零くんから「今日と明日、予定がなければ家に来てくれないか」と書かれたメールが届いたのは二時間ほど前だ。とっくに日も暮れている時間で、こんな連絡は珍しいなと胸騒ぎを覚えながら家を訪ねた。衣服を脱ぎ捨て、ソファに横たわっていた零くんの体には、無数の傷がついていて、何か事件に巻き込まれていたであろうことは容易に想像ができた。

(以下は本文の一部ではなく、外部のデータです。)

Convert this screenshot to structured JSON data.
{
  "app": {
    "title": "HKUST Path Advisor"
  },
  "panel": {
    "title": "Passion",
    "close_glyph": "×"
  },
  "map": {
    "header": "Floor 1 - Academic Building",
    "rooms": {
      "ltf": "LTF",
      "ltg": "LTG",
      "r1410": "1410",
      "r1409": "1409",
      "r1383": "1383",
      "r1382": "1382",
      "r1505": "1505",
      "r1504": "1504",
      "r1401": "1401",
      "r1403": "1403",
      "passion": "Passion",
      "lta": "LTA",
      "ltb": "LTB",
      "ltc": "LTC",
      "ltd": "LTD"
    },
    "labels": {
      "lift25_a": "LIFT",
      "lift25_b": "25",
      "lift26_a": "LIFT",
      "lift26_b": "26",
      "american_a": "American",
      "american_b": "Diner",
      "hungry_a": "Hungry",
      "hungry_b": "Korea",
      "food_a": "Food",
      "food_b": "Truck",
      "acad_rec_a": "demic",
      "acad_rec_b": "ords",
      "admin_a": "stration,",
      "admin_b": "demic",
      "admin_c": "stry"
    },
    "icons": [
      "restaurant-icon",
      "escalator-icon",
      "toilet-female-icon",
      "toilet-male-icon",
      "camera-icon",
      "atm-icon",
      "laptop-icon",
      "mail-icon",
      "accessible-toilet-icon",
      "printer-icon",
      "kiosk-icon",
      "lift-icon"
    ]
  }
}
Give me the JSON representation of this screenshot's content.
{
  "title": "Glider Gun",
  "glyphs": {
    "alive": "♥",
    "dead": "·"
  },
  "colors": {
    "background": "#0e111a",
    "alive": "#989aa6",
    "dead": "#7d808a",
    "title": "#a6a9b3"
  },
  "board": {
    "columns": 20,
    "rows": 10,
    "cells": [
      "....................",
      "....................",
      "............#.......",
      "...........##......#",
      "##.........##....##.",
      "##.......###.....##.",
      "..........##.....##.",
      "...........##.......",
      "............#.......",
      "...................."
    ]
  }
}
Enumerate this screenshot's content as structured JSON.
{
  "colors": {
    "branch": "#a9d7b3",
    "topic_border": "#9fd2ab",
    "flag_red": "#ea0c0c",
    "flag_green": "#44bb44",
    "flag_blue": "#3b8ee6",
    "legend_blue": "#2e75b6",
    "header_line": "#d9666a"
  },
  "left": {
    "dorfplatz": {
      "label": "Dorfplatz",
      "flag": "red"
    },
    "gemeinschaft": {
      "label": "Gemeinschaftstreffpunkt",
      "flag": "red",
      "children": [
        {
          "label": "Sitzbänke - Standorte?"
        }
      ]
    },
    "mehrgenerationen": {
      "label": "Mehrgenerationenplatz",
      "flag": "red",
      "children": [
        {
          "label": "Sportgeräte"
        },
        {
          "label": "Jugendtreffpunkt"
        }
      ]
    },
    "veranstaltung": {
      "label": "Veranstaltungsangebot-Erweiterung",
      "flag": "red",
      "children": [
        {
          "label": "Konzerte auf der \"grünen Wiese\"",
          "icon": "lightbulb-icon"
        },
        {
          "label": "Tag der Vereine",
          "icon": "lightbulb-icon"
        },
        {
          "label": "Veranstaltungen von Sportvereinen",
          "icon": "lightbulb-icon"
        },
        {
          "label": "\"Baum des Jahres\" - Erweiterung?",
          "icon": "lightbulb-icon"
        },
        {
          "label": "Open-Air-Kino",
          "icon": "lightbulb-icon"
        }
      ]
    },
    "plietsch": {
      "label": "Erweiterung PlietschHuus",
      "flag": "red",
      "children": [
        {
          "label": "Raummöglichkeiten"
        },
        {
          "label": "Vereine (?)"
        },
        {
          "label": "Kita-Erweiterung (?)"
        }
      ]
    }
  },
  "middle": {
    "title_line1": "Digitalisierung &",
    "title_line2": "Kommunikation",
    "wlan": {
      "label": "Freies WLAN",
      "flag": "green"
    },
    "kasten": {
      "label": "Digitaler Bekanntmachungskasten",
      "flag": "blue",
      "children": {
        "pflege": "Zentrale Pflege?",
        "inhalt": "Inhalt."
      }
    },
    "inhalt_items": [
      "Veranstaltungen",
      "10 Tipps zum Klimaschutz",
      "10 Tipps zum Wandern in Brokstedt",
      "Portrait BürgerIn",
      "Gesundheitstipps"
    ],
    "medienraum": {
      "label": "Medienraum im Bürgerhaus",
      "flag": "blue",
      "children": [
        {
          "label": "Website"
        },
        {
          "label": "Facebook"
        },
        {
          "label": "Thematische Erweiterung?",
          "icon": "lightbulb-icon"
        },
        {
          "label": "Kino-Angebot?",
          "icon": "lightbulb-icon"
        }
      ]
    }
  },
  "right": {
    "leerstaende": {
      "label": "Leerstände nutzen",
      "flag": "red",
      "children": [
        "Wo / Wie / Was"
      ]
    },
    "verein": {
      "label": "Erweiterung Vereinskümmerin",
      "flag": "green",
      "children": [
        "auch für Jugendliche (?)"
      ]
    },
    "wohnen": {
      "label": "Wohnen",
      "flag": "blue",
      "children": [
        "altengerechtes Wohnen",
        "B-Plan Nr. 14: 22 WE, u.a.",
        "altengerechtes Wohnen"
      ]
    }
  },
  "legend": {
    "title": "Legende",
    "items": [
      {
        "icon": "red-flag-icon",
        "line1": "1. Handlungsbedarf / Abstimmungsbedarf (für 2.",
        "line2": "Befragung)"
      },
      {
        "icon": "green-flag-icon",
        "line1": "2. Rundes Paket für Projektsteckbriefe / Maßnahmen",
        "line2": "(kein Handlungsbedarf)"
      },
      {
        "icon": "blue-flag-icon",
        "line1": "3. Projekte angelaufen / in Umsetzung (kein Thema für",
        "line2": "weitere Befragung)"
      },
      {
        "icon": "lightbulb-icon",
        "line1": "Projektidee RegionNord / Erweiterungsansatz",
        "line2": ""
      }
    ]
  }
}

「応急処置は終わってるんだが…さすがに体を動かすのがつらくてな」
「そりゃそうでしょう」
「かといって部下に面倒を見てもらうわけにもいかないし」
「だから私を呼んだの」
「そんなに怒らないでくれよ、こういうことを頼めるのは名前しかいないんだ」

頼られるのは嬉しい、人に見せない部分を私にだけ見せてくれるのは嬉しい。だけど、こんな痛々しい姿はなるべく見たくない。

「惑星探査機が都内に落ちるはずだったって、それなのに何故か軌道が逸れて大事に至らなかったって。零くん、そんな危険なことに巻き込まれてたの?」
「仕事については口外しないよ。でも結果オーライ」
「零くんだけがこんなに大怪我して、何も知らなかった私は傷ひとつなく呑気に生きてる。そんなの変だよ」
「それでいいんだよ。俺は日本を守るために生きてるんだから」

思わず涙ぐむ私の頬に、傷だらけの零くんの手が触れる。

「別に私じゃなくてもいいから、零くんが国より優先できるような人がいたらいいのに」
「はは、それは無理な相談だ」
「だろうね。わかってたけど」
「今までの人生を否定したくはないし、これからもそうやって生きていくことに不満はない。ただこうやってたまに寄りかからせてくれる人がいればいいなと思う」
「贅沢だよ」
「そうだな。君を利用してる」
「でもその役目、他の人には譲りたくない」
「ああ、俺も君がいい」

頬に触れていた手にうなじを引き寄せられ、柔らかく優しく唇が重なった。